Se lo llama también Locked-in syndrome (síndrome de encerramiento) y se caracteriza por que la persona mantiene intacto su estado de conciencia pero tiene anartria (no puede emitir sonidos) y tetraplejia (el cuerpo paralizado). La única forma de expresarse es mediante movimientos verticales de los ojos o parpadeos.

“Tuvimos que vender la casa y mudarnos a otra con más espacio y entrada independiente.     Armamos un minihospital, venían los kinesiólogos, tenía enfermeros 24 horas que lo cuidaban como a un padre... todo lo que se podía hacer, lo hicimos”.

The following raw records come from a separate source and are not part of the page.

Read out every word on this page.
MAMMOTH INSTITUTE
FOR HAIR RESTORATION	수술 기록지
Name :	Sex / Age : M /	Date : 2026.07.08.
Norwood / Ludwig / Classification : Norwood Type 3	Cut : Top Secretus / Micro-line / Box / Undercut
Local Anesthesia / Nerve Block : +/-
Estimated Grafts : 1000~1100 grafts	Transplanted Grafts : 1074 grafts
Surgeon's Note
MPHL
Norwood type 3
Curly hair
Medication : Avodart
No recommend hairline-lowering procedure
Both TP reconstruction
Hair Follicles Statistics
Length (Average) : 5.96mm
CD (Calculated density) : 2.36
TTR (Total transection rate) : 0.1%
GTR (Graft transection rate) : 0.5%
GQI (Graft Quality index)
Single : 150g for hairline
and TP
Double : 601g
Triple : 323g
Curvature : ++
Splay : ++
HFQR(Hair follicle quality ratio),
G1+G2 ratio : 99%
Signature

Horacio tenía, además, un software con el que intentaba comunicarse: miraba una letra, pestañeaba, y el programa iba formando la palabra. Lo único que escribió durante esos dos años fue ‘morir’, siempre la misma palabra. Y una vez escribió ‘perdón’. Como pudo, Horacio expresó que quería morir pero la eutanasia no era legal en Argentina hace 18 años y tampoco lo es ahora, por lo que su familia quedó atada de pies y manos. 

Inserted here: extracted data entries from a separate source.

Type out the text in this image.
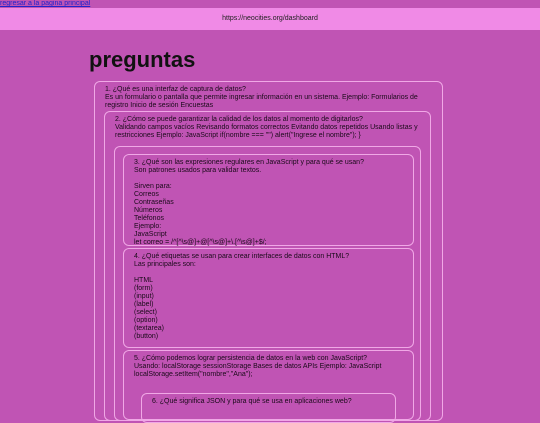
regresar a la pagina principal
https://neocities.org/dashboard
preguntas

1. ¿Qué es una interfaz de captura de datos?

Es un formulario o pantalla que permite ingresar información en un sistema. Ejemplo: Formularios de registro Inicio de sesión Encuestas

2. ¿Cómo se puede garantizar la calidad de los datos al momento de digitarlos?

Validando campos vacíos Revisando formatos correctos Evitando datos repetidos Usando listas y restricciones Ejemplo: JavaScript if(nombre === "") alert("Ingrese el nombre"); }

3. ¿Qué son las expresiones regulares en JavaScript y para qué se usan?

Son patrones usados para validar textos.

Sirven para:

Correos

Contraseñas

Números

Teléfonos

Ejemplo:

JavaScript

let correo = /^[^\s@]+@[^\s@]+\.[^\s@]+$/;

4. ¿Qué etiquetas se usan para crear interfaces de datos con HTML?

Las principales son:

HTML

(form)

(input)

(label)

(select)

(option)

(textarea)

(button)

5. ¿Cómo podemos lograr persistencia de datos en la web con JavaScript?

Usando: localStorage sessionStorage Bases de datos APIs Ejemplo: JavaScript localStorage.setItem("nombre","Ana");

6. ¿Qué significa JSON y para qué se usa en aplicaciones web?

Fue dramático para él, pero también para el resto de la familia: “Es muy duro ver a la persona que amas estar padeciendo así. Yo no creo que Horacio haya hecho algo como para ser condenado a vivir así, porque eso era peor que vivir preso. Una cadena perpetua no es nada al lado de lo que él vivió”, sigue María Cristina.

“Era todo hueso”. No podía, tampoco, ir al baño. “Eso es horrible, una violación de la intimidad total. Él era muy pudoroso, yo me imaginaba lo que debía sentir cada vez que alguien le tenía que cambiar los pañales a los 50, 51 años”.

Fue ahí que, atrapada, María Cristina llegó a pensar en comprar un arma, algo que por supuesto no hizo. “Si no hubiera tenido a los chicos, yo compraba un arma, lo mataba y después me mataba yo”, confiesa. “A él porque ya no lo podía ver más sufrir así, más cuando lo único que pedía era morir. A mí porque si no iba a terminar en la cárcel”.

Después de haber probado todo, Horacio respiraba cada vez peor. Tenía una neumonía tras otra, el corazón estaba llegando a un límite y tuvieron que volver a internarlo. La muerte sucedió el 4 de diciembre de 2003, después de 724 días en ese estado.

“Estaba con los ojos abiertos, no daba más. Y le dije ‘Horacio, dormite, yo voy a cuidar a los chicos’. Y lo abracé. Y ahí cerró los ojos y falleció. Es como que necesitaba descansar”. Lo que sintió después fue “paz, todos sentimos paz. No solo por haber hecho todo lo posible, sino porque ya no sufría más, ni él ni nosotros”. 

Ahora, casi dos décadas después, Mazacane lucha junto con otras personas por legalizar la eutanasia y que el camino sea más leve para otras familias que están en la situación en la que ella estuvo.